Single polls often contain large errors, and should be treated with caution. Instead of relying on results from single polls, you should use combined polls or, even better, the combined PollyVote forecast that incorporates forecasts from different methods, each of which draws upon different data.

In order to make the results comparable to forecasts from other methods, you can translate them into shares of the two-party vote. This procedure yields figures of 41.6% for Clinton and 58.4% for Trump. In the latest Emerson poll on September 13 Clinton obtained 42.0%, while Trump obtained only 58.0%.

Results vs. other polls

An average of recent polls in Missouri sees Trump at 56.5% of the two-party vote. Relative to his numbers in the Emerson poll Trump's poll average is 1.9 percentage points worse. This margin is within the poll's sampling error, which means that the poll is not an outlier.
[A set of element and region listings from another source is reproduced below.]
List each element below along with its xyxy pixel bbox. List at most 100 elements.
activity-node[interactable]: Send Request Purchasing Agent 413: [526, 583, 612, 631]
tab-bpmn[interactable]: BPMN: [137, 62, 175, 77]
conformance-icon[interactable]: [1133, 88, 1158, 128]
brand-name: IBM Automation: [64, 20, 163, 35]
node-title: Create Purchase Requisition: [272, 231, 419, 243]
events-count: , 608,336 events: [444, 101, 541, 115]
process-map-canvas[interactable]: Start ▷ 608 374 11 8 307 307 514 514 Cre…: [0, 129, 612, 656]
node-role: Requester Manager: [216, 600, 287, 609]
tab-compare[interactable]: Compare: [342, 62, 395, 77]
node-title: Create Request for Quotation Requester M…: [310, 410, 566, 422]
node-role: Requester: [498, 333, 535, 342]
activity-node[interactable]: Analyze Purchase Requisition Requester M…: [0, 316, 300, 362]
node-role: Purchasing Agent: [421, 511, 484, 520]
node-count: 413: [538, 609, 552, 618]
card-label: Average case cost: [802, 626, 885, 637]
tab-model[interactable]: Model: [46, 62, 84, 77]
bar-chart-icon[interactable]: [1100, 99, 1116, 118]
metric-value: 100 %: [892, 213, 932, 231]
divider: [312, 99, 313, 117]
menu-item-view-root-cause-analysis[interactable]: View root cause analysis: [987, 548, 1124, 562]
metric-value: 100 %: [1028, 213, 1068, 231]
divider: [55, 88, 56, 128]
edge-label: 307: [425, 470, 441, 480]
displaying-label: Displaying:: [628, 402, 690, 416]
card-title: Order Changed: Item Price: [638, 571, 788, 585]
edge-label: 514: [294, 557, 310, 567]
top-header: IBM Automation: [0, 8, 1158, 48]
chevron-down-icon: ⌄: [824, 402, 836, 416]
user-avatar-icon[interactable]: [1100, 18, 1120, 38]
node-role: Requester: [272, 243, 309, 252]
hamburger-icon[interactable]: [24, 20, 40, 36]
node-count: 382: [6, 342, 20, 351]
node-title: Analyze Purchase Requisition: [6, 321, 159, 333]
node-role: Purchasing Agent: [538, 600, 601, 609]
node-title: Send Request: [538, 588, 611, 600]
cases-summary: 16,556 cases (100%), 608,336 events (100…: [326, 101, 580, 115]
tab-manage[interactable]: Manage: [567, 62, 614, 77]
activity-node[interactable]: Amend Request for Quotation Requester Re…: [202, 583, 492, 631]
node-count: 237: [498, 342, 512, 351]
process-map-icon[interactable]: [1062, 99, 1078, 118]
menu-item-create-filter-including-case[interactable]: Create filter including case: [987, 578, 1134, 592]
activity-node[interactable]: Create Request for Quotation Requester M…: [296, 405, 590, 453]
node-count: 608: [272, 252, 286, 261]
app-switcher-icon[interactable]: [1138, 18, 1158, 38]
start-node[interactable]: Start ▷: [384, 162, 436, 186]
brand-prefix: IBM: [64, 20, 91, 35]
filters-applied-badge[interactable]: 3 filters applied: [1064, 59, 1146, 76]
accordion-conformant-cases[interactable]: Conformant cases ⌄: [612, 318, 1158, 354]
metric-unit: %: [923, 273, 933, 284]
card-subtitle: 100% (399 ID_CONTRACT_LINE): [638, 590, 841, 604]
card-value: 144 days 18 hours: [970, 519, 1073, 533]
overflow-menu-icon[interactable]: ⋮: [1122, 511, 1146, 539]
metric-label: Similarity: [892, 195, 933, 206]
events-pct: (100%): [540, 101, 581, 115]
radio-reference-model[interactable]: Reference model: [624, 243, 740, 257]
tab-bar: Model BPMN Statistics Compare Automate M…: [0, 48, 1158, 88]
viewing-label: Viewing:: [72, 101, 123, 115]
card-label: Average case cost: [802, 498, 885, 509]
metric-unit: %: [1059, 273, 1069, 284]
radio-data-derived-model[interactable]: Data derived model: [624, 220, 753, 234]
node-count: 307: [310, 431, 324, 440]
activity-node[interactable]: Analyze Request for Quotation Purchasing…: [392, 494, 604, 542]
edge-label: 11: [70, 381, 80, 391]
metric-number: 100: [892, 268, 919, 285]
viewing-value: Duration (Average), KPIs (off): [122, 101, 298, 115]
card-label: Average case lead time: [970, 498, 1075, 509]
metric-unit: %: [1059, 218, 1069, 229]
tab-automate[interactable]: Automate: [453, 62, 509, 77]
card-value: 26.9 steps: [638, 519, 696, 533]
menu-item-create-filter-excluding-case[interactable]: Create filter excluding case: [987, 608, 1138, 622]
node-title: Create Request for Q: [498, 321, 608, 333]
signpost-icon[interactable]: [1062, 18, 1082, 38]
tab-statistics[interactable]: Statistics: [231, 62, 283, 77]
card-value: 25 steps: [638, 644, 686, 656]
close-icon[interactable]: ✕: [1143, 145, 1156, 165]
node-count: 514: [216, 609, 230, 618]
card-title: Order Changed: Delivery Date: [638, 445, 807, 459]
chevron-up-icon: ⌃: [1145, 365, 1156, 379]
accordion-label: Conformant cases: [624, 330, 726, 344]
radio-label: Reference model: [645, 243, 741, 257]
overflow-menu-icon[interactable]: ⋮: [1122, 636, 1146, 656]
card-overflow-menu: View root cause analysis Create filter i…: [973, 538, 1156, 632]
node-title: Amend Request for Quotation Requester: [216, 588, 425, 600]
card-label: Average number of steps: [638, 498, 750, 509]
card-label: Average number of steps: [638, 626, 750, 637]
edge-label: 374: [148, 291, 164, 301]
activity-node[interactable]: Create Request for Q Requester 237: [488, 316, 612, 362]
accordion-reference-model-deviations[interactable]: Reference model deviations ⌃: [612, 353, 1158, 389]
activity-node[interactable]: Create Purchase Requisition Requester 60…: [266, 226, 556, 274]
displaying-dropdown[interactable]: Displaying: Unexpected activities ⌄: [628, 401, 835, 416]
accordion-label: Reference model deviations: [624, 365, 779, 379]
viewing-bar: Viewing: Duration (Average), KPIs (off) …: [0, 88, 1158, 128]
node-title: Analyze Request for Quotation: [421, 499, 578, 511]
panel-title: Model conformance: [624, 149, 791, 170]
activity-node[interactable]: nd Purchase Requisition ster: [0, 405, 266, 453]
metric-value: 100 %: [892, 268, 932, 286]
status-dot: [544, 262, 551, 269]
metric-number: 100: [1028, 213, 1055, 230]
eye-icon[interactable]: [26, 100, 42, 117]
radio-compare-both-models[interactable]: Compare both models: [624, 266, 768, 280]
Results compared to the combined PollyVote forecast

The current PollyVote foresees Trump to gain 54.2% of the two-party vote in Missouri. That is, the PollyVote forecast is 4.2 points below his polling numbers. Again, a look at the poll's sampling error suggests that this difference is significant.

This article was automatically generated by the PollyBot, which uses algorithms developed by AX Semantics to generate text from data stored in our API. The exact dataset underlying this particular article can be found here.

Please let us know if you find any typos, missing words, or grammatical errors. Your feedback helps us to further improve the quality of the texts.

Crosstab model in Wyoming: Trump is in the lead

The Crosstab model is captured in the econometric models component of the combined PollyVote. According to the model, Clinton will garner 26.3% of the two-party vote share in Wyoming, while Trump will win 73.7%. In comparison, on November 6, Clinton was predicted to collect 26.8% of the vote.

Putting the results in context

As any other method, models are subject to bias. Thus, as a general rule, don't have too much faith in the results of an individual econometric model. Instead of trusting the results from single models, the best practice scientific advice is to rely on combined models or, even better, the combined PollyVote forecast that relies on different methods and data.

Comparison to the combined PollyVote

The most recent PollyVote forecasts Trump to gain 69.8% of the two-party vote in Wyoming. PollyVote currently predicts Trump to gain 3.9 percentage points less compared to the results of the Crosstab model.

This article was automatically generated by the PollyBot, which uses algorithms developed by AX Semantics to generate text from data stored in our API. The exact dataset underlying this particular article can be found here.

Please let us know if you find any typos, missing words, or grammatical errors. Your feedback helps us to further improve the quality of the texts.